When we look at the different ways of issuing money, we see clearly that 97% of modern money is NOT a commodity. It comes from nothing and exists only on bank balance sheets. This is accounting money, the kind used in mutual credit systems. And it has some other interesting properties: - For every unit of money created as a liability, there is a corresponding asset created with equal and opposite value - The money flows into circulation and at the appointed time some money - not necessarily the same money is pulled out of circulation and cancelled out against the asset, leaving nothing.

When we look at cash we might imagine each piece moves around the economy independently of other money, like a ball bouncing randomly around a pinball machine. But with accounting money you can't mark the bills and track one piece of money just like you can't pinpoint an electron. A better analogy is a field.

It turns out that money is very like energy. By studying the substance we miss the wood for the trees. The paradox of money-as-a-commodity and money-as-a-promise is resolved once money is regarded as a circuit or as a wave acting in a field.

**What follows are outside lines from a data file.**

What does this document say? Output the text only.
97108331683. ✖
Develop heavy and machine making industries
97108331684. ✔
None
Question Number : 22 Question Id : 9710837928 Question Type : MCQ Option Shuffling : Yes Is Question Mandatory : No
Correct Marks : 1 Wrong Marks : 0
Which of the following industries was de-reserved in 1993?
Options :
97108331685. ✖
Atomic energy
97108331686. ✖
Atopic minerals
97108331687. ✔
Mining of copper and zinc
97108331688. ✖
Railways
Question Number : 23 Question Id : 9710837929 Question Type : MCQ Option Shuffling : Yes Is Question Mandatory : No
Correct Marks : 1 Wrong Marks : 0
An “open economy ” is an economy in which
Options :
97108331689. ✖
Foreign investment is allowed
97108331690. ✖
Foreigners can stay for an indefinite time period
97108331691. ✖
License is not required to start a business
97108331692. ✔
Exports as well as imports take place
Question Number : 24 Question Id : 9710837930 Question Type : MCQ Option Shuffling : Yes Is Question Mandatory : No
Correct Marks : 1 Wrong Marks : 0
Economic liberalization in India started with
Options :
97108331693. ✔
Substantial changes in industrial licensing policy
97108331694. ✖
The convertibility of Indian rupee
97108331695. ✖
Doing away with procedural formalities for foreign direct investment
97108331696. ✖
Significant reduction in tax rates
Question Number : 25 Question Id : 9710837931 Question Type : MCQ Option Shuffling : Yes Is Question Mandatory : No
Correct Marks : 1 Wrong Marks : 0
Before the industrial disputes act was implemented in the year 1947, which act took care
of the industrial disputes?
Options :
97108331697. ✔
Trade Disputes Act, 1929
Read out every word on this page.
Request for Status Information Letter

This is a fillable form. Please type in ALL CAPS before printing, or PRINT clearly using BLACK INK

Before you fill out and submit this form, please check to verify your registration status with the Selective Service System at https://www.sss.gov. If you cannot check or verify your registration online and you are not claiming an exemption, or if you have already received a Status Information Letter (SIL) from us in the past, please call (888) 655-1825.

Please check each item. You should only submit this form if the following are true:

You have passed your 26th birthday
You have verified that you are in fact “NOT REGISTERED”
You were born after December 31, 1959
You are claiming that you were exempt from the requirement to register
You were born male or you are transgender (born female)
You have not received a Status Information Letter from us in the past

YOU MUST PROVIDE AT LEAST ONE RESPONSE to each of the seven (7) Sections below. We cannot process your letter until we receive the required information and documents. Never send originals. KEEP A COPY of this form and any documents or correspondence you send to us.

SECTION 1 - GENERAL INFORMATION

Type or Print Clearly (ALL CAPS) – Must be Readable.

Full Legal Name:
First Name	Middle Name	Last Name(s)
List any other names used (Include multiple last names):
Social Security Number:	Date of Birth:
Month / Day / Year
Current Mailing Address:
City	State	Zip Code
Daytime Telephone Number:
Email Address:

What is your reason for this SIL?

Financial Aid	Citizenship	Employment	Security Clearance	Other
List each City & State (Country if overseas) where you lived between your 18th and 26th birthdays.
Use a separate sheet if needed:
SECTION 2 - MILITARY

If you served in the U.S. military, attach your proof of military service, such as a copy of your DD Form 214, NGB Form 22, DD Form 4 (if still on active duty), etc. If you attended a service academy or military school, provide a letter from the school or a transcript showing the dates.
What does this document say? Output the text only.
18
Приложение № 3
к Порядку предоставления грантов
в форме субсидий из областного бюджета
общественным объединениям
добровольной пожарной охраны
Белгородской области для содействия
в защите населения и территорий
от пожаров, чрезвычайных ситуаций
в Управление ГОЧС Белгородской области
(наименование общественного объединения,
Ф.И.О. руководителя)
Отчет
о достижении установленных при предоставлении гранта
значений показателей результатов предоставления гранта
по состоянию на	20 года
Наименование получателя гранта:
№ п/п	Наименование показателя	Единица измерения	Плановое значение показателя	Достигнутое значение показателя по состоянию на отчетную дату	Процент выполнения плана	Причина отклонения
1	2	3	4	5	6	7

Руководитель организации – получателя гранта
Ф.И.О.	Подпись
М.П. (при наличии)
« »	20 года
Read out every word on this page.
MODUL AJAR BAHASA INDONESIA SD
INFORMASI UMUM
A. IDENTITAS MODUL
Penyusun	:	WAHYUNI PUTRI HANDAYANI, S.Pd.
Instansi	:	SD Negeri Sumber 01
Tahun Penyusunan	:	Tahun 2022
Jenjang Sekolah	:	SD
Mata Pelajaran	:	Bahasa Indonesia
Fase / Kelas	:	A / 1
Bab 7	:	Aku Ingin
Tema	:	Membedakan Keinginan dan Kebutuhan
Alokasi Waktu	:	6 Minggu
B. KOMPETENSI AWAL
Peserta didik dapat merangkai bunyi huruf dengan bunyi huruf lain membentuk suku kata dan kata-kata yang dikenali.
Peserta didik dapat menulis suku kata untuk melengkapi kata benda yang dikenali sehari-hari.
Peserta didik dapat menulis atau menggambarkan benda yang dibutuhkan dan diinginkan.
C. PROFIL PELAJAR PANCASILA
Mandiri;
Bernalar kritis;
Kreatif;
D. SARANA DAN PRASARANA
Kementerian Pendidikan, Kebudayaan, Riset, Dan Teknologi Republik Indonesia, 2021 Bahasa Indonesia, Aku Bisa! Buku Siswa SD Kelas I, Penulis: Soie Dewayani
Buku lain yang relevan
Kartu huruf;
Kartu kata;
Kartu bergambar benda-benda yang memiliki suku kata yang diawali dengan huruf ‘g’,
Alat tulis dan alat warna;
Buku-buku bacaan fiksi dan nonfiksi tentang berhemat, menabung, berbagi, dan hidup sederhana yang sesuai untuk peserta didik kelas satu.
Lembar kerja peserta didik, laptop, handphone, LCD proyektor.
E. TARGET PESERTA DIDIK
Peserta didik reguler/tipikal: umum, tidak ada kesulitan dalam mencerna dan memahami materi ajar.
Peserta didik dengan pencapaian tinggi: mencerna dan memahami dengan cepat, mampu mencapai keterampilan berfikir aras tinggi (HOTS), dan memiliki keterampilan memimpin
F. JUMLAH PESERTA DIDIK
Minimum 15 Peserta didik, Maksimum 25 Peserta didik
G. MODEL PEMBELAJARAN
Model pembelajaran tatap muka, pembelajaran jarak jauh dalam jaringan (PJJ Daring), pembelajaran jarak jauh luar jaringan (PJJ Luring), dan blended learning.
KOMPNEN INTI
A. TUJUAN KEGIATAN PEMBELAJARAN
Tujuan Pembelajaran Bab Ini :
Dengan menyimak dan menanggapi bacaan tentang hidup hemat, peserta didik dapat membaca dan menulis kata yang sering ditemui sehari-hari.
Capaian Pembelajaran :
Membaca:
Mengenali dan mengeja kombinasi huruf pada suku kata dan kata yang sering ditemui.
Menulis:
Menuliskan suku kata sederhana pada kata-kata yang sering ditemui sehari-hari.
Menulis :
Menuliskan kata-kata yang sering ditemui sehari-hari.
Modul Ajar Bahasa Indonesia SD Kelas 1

It is created when no-value splits into assets and liabilities, just like when a neutral photon breaks into a positron and an electron which go spinning off in different directions and times. Money can be seen like electrons leaping from atom to atom, but look at the whole picture and money flows like a wave in a field, pushing waves before it and pulling waves behind it. What matters is not the atoms or the leaping, but the integrity and balance of the circuit.

At least, that's when it works.

When we treat money as a commodity, the flows get out of sync. When we hoard money and relend the same money twice we prevent it from returning to source. When we just read the peaks and not the troughs, we miss the coming tsunami.

When, for cultural reasons, borrowers take all the responsibility and risk, while lenders charge rent on their absent 'property' the two parties will never dance well together, leading to gluts and dearths and arhythmia.

Credit money, or accounting money is very much like electricity, and the conceptual leap if we want master it is the same leap as from Newtonian mechanics to Quantum mechanics.